Antes, cuando subió al trono de granada Yusuf I, que reinaría de 1333 a 1354, el Alcázar del Genil iba a recibir el aspecto actual que conocieron todos estos ilustres huéspedes y especialmente se enriquecería su decoración, basada en los motivos nazaritas que se usaron para la Alhambra. Aquel palacio de recreo veraniego pasaría a ser posesión personal de la Sultana Aixa al-Horra, la madre de Boabdil, que tendría por tanto su residencia fija en el Albaicín, en el espléndido palacio de Dar-al-Horra y el veraniego aquí. La reconquista cristiana enajena los bienes nazaríes y mientras que el palacio y sus pabellones auxiliares los conserva la Corona en nombre de los Reyes Católicos, los jardines, almunias y huertas quedan en manos de un prestamista judío castellano que había sufragado mediante adelanto económico, parte de la empresa bélica de Castilla. Aquel espléndido y muy extenso espacio conoció diversos dueños hasta que pasara a propiedad estatal.

En 1922, el Gobierno mediante una Real Orden de Alfonso XIII convierte el Alcázar del Genil en monumento nacional; el error consistió en no declarar todo el conjunto, sino sólo el edificio. Así, cuando en 1931 comiencen las obras del Camino de Ronda durante la II República, el trazado de éste arruina la inmensa alberca que un día, fue uno de los reclamos de la aristocracia y el más deslumbrante recreo de Granada: se trataba de una inmensa piscina de 121,4 metros de longitud, 28 metros de anchura y casi dos metros de altura, capaz de contener más de 6.700 metros cúbicos de agua. Para hacernos una idea, el aljibe más grande de Granada, el del Rey, era 22 veces más pequeño.

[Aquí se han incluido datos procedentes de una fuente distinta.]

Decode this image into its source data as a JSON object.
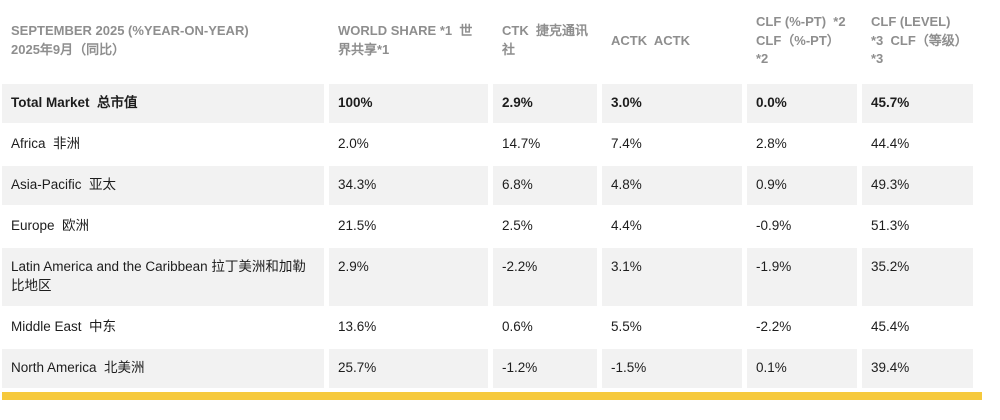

En esta alberca descomunal se llevaban a cabo representaciones de batallas navales y concursos de destreza en el manejo de pequeñas embarcaciones. A veces, no eran más que demostraciones de la armada granadina, que la hubo y fue notoriamente importante. Otras veces, eran recreaciones de victorias nazaríes sobre embarcaciones castellanas y en definitiva, juegos de naumaquia como ya hicieron los romanos del Imperio que servían de distraimiento a la realeza, la corte y la aristocracia granadina de la época. Cientos de espectadores acudían a los palacios de la almunia del Genil durante los veranos del siglo XIV y XV.

Pero si durante la II República el gran escenario destinado a las batallas navales quedó arruinado, sus restos arqueológicos serían destruidos y violados desde 1975 a 1988, cuando se construyeron las urbanizaciones en torno al Palacio que acabaron por borrar cualquier recuerdo del que fue, sin duda, una de las más logradas obras de ingeniería musulmana en Granada y una de las pocas muestras de naumaquia de toda la Península Ibérica. Más de siete siglos de historia y de esplendor y refinamiento al traste con sólo la voz de una concejal, María Izquierdo, defendiendo Granada.


Interior del Alcázar del Genil tras la reforma de Yusuf I (hacia 1340)

Hoy el palacete permanece encajonado, embebido, constreñido entre bloques impersonales y anodinos habiendo perdido sus dos estanques, el circular y el rectangular, aquel gigante y enorme escenario, casi sueño, de la Granada sin pero con un improvisado puerto. Bajo el Camino de Ronda lo poco que de él se conserva, se integrará en la estación Alcázar Genil del metro de la ciudad, a fin de que sea visitable. Por lo menos, hará del Metro granadino el único “medio de transporte-museo”, aunque el consuelo sea tan pequeño.